E così mi sono sparata tutte le serie di Sex And The City.
Non sono più l’unica aliena a non averne visto mai una puntata.
Queste le mie considerazioni:
– ma che vestiti di merda hanno? Non capisco come possa dettare moda un telefilm con dei vestiti così agghiaccianti.
– che fastidio vedere Carrie spegnere sempre le sigarette a metà! Ma non le paga??
– ho aspettato 6 serie e non so quante puntate per sapere il nome di Big. Mah.
– ho sempre tifato per Aidan ma si sa che gli uomini non stronzi a noi donne non ci piacciono.
– ma a New York non fa mai freddo? Le ho viste andare in giro con le scarpe aperte sulla neve!
– bisogna dire alla truccatrice che si è sempre dimenticata di coprire le occhiaie di Big..paura!
– ma quanto è noiosa Charlotte?
– non è pesante avere tutti questi uomini? Mi spiego:ogni volta che si inizia una storia c’è l’eccitazione ma anche l’ansia di non essere all’altezza, di farsi vedere un pò meglio di come si è (si fa, anche poco ma si fa)..e queste hanno continuamente inizi di storie!!
– se fosse stato girato in Italia non sarebbe mai stato credibile.

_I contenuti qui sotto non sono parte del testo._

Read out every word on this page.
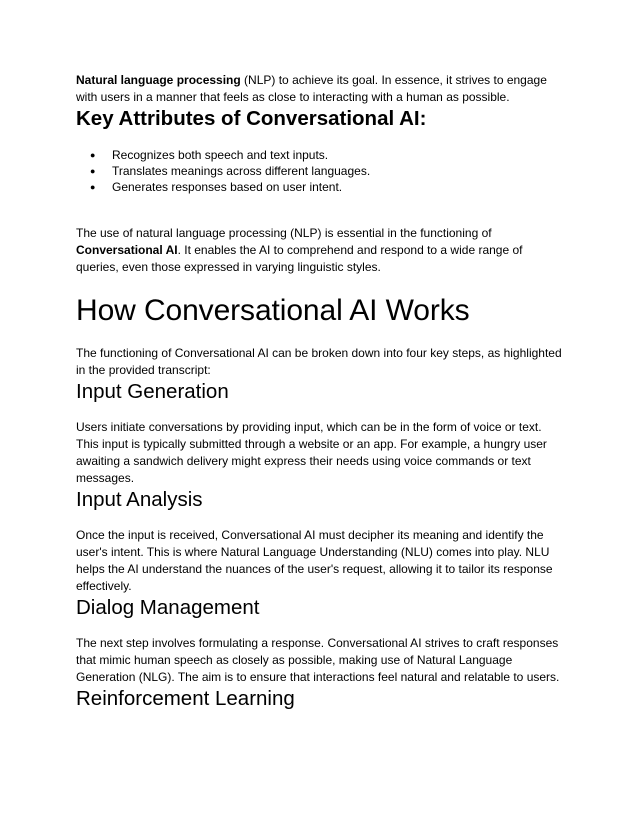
Natural language processing (NLP) to achieve its goal. In essence, it strives to engage with users in a manner that feels as close to interacting with a human as possible.

Key Attributes of Conversational AI:
● Recognizes both speech and text inputs.
● Translates meanings across different languages.
● Generates responses based on user intent.

The use of natural language processing (NLP) is essential in the functioning of Conversational AI. It enables the AI to comprehend and respond to a wide range of queries, even those expressed in varying linguistic styles.

How Conversational AI Works

The functioning of Conversational AI can be broken down into four key steps, as highlighted in the provided transcript:

Input Generation

Users initiate conversations by providing input, which can be in the form of voice or text. This input is typically submitted through a website or an app. For example, a hungry user awaiting a sandwich delivery might express their needs using voice commands or text messages.

Input Analysis

Once the input is received, Conversational AI must decipher its meaning and identify the user's intent. This is where Natural Language Understanding (NLU) comes into play. NLU helps the AI understand the nuances of the user's request, allowing it to tailor its response effectively.

Dialog Management

The next step involves formulating a response. Conversational AI strives to craft responses that mimic human speech as closely as possible, making use of Natural Language Generation (NLG). The aim is to ensure that interactions feel natural and relatable to users.

Reinforcement Learning
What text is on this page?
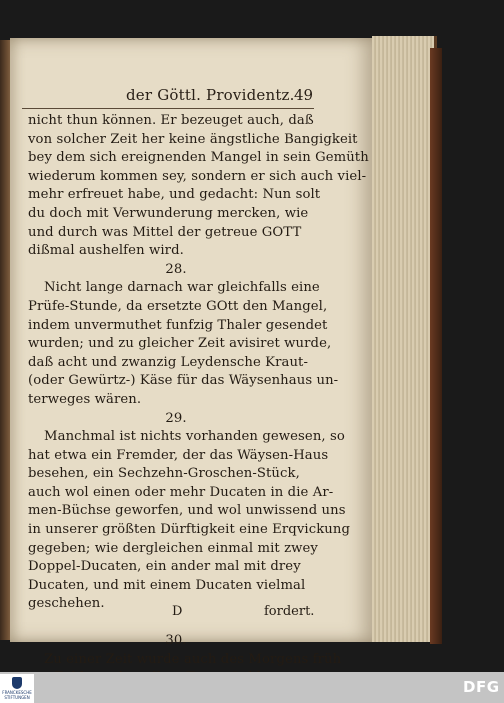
der Göttl. Providentz. 49
nicht thun können. Er bezeuget auch, daß
von solcher Zeit her keine ängstliche Bangigkeit
bey dem sich ereignenden Mangel in sein Gemüth
wiederum kommen sey, sondern er sich auch viel-
mehr erfreuet habe, und gedacht: Nun solt
du doch mit Verwunderung mercken, wie
und durch was Mittel der getreue GOTT
dißmal aushelfen wird.
28.
Nicht lange darnach war gleichfalls eine
Prüfe-Stunde, da ersetzte GOtt den Mangel,
indem unvermuthet funfzig Thaler gesendet
wurden; und zu gleicher Zeit avisiret wurde,
daß acht und zwanzig Leydensche Kraut-
(oder Gewürtz-) Käse für das Wäysenhaus un-
terweges wären.
29.
Manchmal ist nichts vorhanden gewesen, so
hat etwa ein Fremder, der das Wäysen-Haus
besehen, ein Sechzehn-Groschen-Stück,
auch wol einen oder mehr Ducaten in die Ar-
men-Büchse geworfen, und wol unwissend uns
in unserer größten Dürftigkeit eine Erqvickung
gegeben; wie dergleichen einmal mit zwey
Doppel-Ducaten, ein ander mal mit drey
Ducaten, und mit einem Ducaten vielmal
geschehen.
30.
Zu einer Zeit wurde auch des Morgens früh
D	fordert.
FRANCKESCHE STIFTUNGEN
DFG
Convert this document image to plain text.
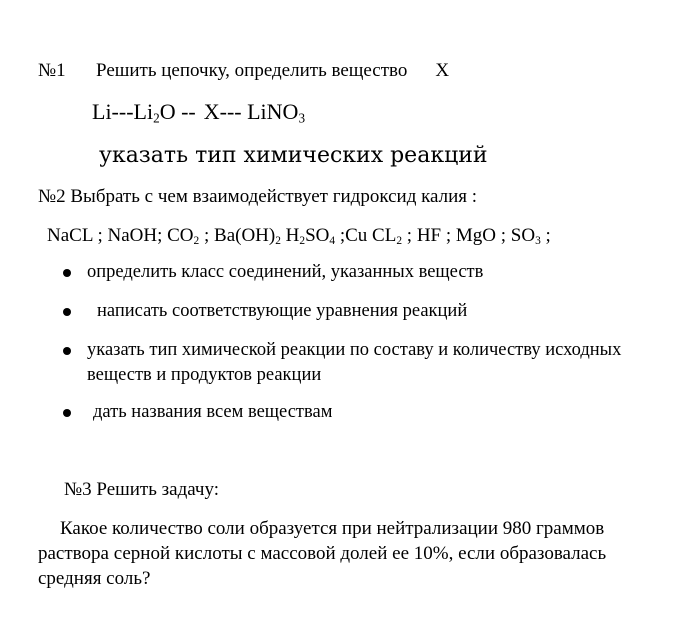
№1 Решить цепочку, определить вещество X
$Li---Li_2O -- X---$ LiNO$_3$
указать тип химических реакций
№2 Выбрать с чем взаимодействует гидроксид калия :
NaCL ; NaOH; $CO_2$ ; $Ba(OH)_2$ $H_2SO_4$ ;Cu $CL_2$ ; HF ; MgO ; $SO_3$ ;
определить класс соединений, указанных веществ
написать соответствующие уравнения реакций
указать тип химической реакции по составу и количеству исходных веществ и продуктов реакции
дать названия всем веществам
№3 Решить задачу:
Какое количество соли образуется при нейтрализации 980 граммов раствора серной кислоты с массовой долей ее 10%, если образовалась средняя соль?
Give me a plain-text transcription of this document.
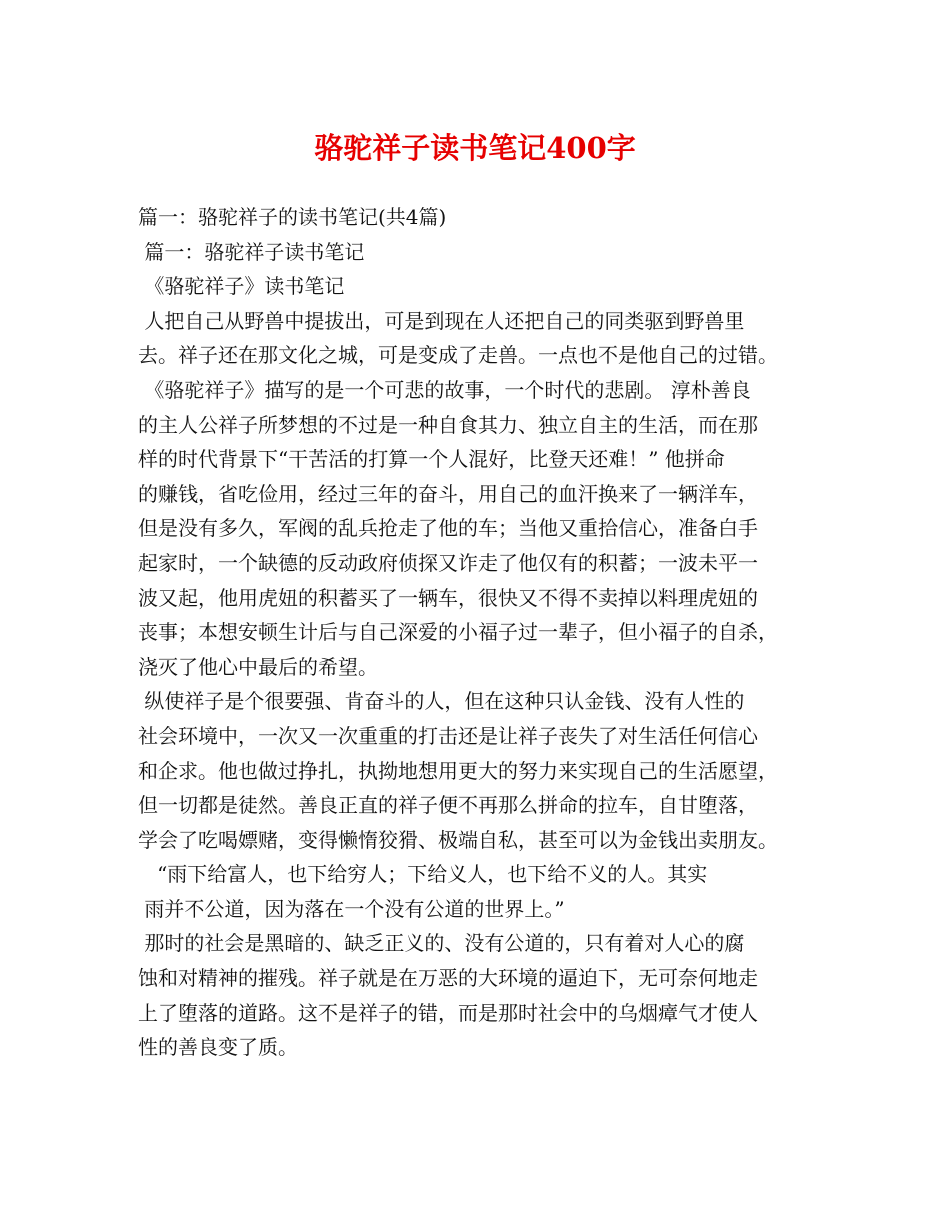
骆驼祥子读书笔记400字
篇一：骆驼祥子的读书笔记(共4篇)
篇一：骆驼祥子读书笔记
《骆驼祥子》读书笔记
人把自己从野兽中提拔出，可是到现在人还把自己的同类驱到野兽里
去。祥子还在那文化之城，可是变成了走兽。一点也不是他自己的过错。
《骆驼祥子》描写的是一个可悲的故事，一个时代的悲剧。 淳朴善良
的主人公祥子所梦想的不过是一种自食其力、独立自主的生活，而在那
样的时代背景下“干苦活的打算一个人混好，比登天还难！” 他拼命
的赚钱，省吃俭用，经过三年的奋斗，用自己的血汗换来了一辆洋车，
但是没有多久，军阀的乱兵抢走了他的车；当他又重拾信心，准备白手
起家时，一个缺德的反动政府侦探又诈走了他仅有的积蓄；一波未平一
波又起，他用虎妞的积蓄买了一辆车，很快又不得不卖掉以料理虎妞的
丧事；本想安顿生计后与自己深爱的小福子过一辈子，但小福子的自杀，
浇灭了他心中最后的希望。
纵使祥子是个很要强、肯奋斗的人，但在这种只认金钱、没有人性的
社会环境中，一次又一次重重的打击还是让祥子丧失了对生活任何信心
和企求。他也做过挣扎，执拗地想用更大的努力来实现自己的生活愿望，
但一切都是徒然。善良正直的祥子便不再那么拼命的拉车，自甘堕落，
学会了吃喝嫖赌，变得懒惰狡猾、极端自私，甚至可以为金钱出卖朋友。
“雨下给富人，也下给穷人；下给义人，也下给不义的人。其实
雨并不公道，因为落在一个没有公道的世界上。”
那时的社会是黑暗的、缺乏正义的、没有公道的，只有着对人心的腐
蚀和对精神的摧残。祥子就是在万恶的大环境的逼迫下，无可奈何地走
上了堕落的道路。这不是祥子的错，而是那时社会中的乌烟瘴气才使人
性的善良变了质。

Detto questo l’ho trovato carino e molto molto divertente.
Senza peli sulla lingua, come piace a me.
Ed un gruppo di Amiche come quello lo vorrei anche io.

Secondo me i weekend dovrebbero durare quattrocinque giorni.
Soprattutto quando sono così carini.
Quando passi il sabato a pranzo in un paesino sperduto, in un ristorante di quelli davvero casarecci.
Quando vedi la tua migliore amica felice accanto a qualcuno.
Quando andate a trovare un’altra vecchia amica e pensi che era troppo, troppo tempo che non vi vedevate.
Quando insieme riformateil trio Occhi di gatto.
E rimanere a cena tutti insieme, a guardare Ulisse, senza uscire.
Che a noi tra storici, archeologi e semplici "curiosi di sapere", ci basta così.
Passare una domenica in completo relax.
Fare salti nel passato con film adolescenziali e mangiare patatine sul letto.
In attesa che tutto si risolva.
Così la smetto di mangiarmi le mani, ché se vado avanti così mi cadono.

Ma sono l’unica che il 3 novembre sta in ufficio con la maglietta a maniche corte??